I don’t know what possessed me to want to see ‘Chaos Walking.’ I mean, it’s a sci-fi western two genres I normally do nto like. But let’s be real here – Tom Holland made me watch this, or at least, hsi presence did.
Set int he future, the film is set in a world wherein people’s thoughts can be heard by everyone, in the form of ‘noise.’ (In the film, it’s through voice overs) And this is a future world where all the women have been eradicated, but the fun ends when a young woman arrives.
There you go- that’s basically the film, with a lot of action scenes thrown in. I was bored for the mpst part of it, and I can barely go through writing about it.
With a one hunde and forty minute running time, ‘Cherry’ is certainly heavy. Directed Joe and Anthony Russo (of those superhero movies) the film tries to tackle a lot and lobs them all at you. It’s from the memoirs of Nico Walker, who served in Afghanistan, and came back with PTSD. But that only is a fraction of Walker’s story – it also tackles his addiction. and the vices he acquires trying to sustain that drug addiction. It really is a lot, and yes, too much.
And The Russos tell the story vividly, with too much imagination and not enough originality. Everything they do here we have seen before. Everything feels familair, and not special.
So the question is: can Tom Holland make us believe. And can Tom Holland sustain your attention? for the most part, the answer to that question is yes. he gives his all here, and you can sense the total commitment he gives to the film in any and all of his scenes. Is it enough to save the film? Your mileage may vary. I could watch Holland eat vegetables and I would be fine. Others need a little more substance.
‘The Current War,’ directed by Alfonso Gomez-Rejon was originally produced by Harvey Weinstein, but two years ago the film was shuffled. Gomez-Rejon re-edited the film when it found new distributors. It felt promising to me, particularly because of the cast assembled here – Benedict Cumberbatch plays Thomas Edisona nd Michael Shannon plays George Westinghouse, and the film focuses on their rivalry on who will first bring electricity to the masses.

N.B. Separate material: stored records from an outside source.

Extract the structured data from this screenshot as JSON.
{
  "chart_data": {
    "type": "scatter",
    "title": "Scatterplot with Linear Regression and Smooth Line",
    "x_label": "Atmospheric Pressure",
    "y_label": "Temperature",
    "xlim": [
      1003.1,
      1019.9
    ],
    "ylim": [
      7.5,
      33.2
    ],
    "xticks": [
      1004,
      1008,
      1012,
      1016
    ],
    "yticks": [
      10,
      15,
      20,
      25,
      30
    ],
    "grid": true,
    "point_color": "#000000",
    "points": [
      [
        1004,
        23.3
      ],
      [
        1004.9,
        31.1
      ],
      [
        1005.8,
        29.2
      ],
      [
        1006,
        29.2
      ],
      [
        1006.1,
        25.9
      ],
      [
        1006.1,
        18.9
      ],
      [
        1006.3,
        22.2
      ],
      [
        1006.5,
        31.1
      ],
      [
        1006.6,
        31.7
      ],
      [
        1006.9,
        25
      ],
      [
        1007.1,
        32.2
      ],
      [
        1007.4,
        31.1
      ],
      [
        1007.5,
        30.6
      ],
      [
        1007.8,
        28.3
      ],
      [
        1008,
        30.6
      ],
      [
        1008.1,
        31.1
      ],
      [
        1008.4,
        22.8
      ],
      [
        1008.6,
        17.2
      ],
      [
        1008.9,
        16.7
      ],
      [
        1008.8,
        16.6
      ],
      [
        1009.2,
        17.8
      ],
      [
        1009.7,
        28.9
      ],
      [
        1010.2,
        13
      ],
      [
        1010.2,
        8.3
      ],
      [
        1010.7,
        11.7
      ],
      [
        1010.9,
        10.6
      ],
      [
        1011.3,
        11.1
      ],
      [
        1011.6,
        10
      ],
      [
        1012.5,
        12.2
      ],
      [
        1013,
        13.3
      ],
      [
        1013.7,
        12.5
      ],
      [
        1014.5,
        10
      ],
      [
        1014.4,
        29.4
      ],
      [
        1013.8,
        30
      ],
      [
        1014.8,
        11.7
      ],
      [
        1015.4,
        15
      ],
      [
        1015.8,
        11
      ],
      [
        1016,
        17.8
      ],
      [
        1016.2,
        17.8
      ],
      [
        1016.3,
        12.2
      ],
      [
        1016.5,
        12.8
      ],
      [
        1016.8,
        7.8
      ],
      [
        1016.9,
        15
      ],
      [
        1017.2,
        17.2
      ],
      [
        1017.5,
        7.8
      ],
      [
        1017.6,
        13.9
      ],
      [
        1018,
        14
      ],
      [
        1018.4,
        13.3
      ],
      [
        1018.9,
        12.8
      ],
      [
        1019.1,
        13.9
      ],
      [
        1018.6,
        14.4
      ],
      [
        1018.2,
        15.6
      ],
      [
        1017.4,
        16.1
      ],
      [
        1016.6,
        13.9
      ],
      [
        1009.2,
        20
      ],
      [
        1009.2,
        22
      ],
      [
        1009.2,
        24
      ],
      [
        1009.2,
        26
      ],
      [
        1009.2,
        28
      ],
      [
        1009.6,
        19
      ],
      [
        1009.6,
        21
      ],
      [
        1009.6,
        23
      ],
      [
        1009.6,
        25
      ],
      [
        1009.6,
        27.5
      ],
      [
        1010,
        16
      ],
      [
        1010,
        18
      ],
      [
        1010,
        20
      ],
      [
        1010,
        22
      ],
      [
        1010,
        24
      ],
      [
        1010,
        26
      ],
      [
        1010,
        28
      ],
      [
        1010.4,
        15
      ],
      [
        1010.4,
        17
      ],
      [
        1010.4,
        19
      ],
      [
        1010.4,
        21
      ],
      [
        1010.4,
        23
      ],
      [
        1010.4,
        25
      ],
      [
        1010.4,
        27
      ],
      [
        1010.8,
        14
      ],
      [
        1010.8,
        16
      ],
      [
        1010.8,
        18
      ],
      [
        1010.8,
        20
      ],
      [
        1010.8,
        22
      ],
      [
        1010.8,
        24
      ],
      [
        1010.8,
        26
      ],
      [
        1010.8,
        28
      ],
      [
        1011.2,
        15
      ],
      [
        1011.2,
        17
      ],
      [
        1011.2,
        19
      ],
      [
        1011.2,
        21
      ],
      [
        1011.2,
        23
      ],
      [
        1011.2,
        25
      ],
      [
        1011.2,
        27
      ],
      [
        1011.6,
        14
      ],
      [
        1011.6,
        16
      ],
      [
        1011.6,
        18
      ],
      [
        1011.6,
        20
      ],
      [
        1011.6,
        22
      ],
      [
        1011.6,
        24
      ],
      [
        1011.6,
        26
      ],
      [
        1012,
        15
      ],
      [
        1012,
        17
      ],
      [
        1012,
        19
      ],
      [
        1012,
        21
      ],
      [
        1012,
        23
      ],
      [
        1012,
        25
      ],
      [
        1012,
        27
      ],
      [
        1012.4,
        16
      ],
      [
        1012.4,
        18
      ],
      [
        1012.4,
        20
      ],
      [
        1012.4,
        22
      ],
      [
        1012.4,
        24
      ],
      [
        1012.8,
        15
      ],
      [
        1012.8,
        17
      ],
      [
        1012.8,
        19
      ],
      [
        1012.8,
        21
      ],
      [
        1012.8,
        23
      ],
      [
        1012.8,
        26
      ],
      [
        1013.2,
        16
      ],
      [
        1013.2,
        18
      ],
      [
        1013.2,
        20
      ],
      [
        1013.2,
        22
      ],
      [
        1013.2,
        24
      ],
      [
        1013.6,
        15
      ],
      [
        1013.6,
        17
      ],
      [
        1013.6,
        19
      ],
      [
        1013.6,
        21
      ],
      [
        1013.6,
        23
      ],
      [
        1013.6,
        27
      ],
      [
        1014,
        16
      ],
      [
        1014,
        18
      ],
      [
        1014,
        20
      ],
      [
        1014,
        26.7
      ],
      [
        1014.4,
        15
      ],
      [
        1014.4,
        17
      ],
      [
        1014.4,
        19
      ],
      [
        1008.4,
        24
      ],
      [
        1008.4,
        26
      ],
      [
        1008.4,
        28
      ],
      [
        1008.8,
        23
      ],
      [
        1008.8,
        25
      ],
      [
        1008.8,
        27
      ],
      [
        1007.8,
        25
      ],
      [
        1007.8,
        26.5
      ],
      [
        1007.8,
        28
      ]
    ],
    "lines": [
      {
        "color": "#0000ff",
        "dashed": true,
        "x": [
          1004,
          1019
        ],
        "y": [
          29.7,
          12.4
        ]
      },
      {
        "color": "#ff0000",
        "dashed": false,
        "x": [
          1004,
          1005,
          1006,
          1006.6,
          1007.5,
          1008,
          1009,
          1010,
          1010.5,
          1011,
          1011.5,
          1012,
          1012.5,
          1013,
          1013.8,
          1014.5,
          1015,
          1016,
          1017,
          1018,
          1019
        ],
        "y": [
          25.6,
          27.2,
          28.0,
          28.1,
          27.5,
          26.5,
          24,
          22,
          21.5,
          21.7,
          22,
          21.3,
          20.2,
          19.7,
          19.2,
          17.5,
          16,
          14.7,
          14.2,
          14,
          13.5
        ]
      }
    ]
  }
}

The problem is, we don’t really get a full sense of these characters, and while Cumberbatch and Shannon are both effective in their respective roles, they are saddled with a cumbersome script. Cue in some more characters – Nicholas Hoult as Nikolai Tesla and Tom Holland as Edison’s assistant – and you never know what the film is really trying to say. I wanted the film to work because I was rooting for all these actors (I think I would watch Hoult in anything) and while the film was shot beautifully, their words felt empty.
What business do I have watching ‘Spiderman: Far From Home?” I mean, I don’t follow these comic book movie, and I didn’t even see that mega hit Avengers. (Thank God by the way for that sequence int he beginning explaining major plot points from Avengers) But there are some compelling reasons that made me want to see this film. First of all, Tom Holland. I just have this major crush on him, and it doesn’t hurt that he has stage roots, playing Billy Elliott on the West End (have you guys checked out his dancing videos?) Add to this the fact that I will never resist a European vacation movie – and this is set in various cities, like Venice, Prague and London (among my top five favorites, by the way) And just to make it even more attractive, the film has Jake Gylenhaal, who is always a draw for me. So screw continuity problems, no one could stop me from seeing this opening weekend.
And I am glad I did. Holland is great, with that perfect mix of teen vulnerability and superhero presence, and of course, what drew me in the story is the romance angel. I am not the biggest fan of Zendaya, but sure she kind of won me over here, and I am just so there for her the MJ-Peter Parker pairing. The action scenes kind of flew over my head (I used one of the major ones for a bathroom break) but all in all, it is a very entertaining commercial film, and I enjoyed it much more than I expected to.